Stanley Weston (1933-2017)
While later-era boomers didn’t know much about Roy Rogers, they knew even less about Stanley Weston. However, most boomer boys born after 1960 knew about Weston’s invention, G.I. Joe. Often called the “Barbie for boys,” Weston knew there was no way his toy would sell if he billed it as a doll for boys. He coined the term, “outfitted action figure,” to describe his poseable figure dressed in military garb. To increase the macho qualities, he gave the figure a scar on his left cheek. He quickly sold the toy to Hasbro for a flat fee of $100,000 in 1964. The original figure was 12-inches tall and could be purchased dressed in the uniform of the Army, Navy, Air Force or Marine Corps.

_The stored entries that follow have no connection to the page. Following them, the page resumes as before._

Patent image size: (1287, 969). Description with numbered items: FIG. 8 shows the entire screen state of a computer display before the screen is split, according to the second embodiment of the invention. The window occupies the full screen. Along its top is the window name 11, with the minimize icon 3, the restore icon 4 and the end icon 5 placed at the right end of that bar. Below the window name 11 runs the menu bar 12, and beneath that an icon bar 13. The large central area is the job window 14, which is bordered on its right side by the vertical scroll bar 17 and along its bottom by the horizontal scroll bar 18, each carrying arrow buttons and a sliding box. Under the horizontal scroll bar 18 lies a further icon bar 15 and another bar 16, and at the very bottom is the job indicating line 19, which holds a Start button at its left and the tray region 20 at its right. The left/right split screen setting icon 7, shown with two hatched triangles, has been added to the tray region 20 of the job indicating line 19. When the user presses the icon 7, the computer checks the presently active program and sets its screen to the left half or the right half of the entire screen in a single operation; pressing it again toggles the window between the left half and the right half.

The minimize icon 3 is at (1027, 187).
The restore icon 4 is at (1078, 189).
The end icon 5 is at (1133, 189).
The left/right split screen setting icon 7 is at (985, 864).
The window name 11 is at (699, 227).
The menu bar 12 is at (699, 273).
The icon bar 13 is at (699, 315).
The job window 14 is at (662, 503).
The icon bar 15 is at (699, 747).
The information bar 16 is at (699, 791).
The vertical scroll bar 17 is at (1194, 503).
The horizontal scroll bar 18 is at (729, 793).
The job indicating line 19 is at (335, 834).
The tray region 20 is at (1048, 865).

Weston cleverly saw the opportunity that accessories and different uniforms — like Barbie had shown the year before — could add to the continued sales of his creation. Far from a sure thing in the same year that U.S. soldiers began active fighting in Vietnam, the toy became one of the most successful of all time. The original G.I. Joe had no stated mission, no back story and no named enemies. In contrast, the G.I. Joe sold today is unrecognizable to boomers who had the original toy. The action figures sold today are more muscular — though smaller at nine-and-a-half inches, have a wide variety of weaponry and vehicles available, and are billed as terrorist-fighting men of action. The main adversary of all the ethnic varieties of G.I. Joe is Cobra, a terrorist organization whose goal, like James Bond villains, is to rule the world.

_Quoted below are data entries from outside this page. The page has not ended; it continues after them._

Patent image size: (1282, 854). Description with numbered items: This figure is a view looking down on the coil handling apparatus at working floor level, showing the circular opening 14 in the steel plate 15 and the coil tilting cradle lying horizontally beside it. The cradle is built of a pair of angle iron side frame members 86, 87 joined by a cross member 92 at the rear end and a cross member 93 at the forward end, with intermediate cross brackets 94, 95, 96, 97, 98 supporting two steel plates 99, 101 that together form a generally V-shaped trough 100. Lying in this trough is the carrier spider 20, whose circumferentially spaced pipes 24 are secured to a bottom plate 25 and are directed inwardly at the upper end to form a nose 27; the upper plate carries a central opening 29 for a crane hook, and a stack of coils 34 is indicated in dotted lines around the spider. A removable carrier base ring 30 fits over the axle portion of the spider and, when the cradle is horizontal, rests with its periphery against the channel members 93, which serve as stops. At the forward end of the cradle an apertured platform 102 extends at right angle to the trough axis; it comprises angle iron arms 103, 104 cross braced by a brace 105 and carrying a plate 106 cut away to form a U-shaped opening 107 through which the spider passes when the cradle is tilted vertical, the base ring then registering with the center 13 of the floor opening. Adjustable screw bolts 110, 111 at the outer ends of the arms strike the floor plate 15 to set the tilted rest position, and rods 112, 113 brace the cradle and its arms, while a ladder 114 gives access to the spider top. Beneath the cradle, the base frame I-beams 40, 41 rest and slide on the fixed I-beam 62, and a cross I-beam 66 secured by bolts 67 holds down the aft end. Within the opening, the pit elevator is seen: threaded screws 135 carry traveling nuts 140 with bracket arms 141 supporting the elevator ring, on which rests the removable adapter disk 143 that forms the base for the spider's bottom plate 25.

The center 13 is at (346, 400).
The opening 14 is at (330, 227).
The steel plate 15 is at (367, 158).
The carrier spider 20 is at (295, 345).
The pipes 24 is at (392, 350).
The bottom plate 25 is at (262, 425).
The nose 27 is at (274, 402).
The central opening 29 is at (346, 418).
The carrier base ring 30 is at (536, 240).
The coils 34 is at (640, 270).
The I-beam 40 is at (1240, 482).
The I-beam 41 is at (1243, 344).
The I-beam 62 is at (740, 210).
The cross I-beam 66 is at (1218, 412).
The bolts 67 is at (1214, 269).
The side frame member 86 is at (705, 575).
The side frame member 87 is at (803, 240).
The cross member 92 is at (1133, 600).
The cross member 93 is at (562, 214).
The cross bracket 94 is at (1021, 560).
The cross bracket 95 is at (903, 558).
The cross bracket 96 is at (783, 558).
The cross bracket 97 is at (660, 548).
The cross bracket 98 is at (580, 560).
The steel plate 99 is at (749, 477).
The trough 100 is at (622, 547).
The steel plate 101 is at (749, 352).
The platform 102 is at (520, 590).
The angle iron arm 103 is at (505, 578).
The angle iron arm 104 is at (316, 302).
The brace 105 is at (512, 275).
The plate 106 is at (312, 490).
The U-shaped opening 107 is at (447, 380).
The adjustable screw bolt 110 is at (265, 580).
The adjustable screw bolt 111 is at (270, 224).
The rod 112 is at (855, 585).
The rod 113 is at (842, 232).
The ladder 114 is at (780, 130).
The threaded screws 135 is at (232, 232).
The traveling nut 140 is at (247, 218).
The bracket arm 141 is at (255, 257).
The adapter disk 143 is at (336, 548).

Stanley Weston went on to form a merchandise licensing company, Leisure Concepts. His company represented Farah Fawcett (Charlie’s Angels), Nintendo, the World Wrestling Federation and several TV shows, including Alf and Welcome Back, Kotter. He was inducted into the Licensing Industry Hall of Fame in 1989. Weston was also part of the team that created the popular ThunderCats TV cartoons.

Gregg Allman (1947-2017)
News arrived this week of the death of fellow boomer Gregg Allman of the Allman Brothers Band. The singer, guitarist and keyboardist had his mind set on medical school when his brother, Duane, convinced him to join his band on tour in 1969. Allman agreed to a two-year stint, but continued for the next forty years. The band helped define Southern Rock with their own blend of blues, rock and country.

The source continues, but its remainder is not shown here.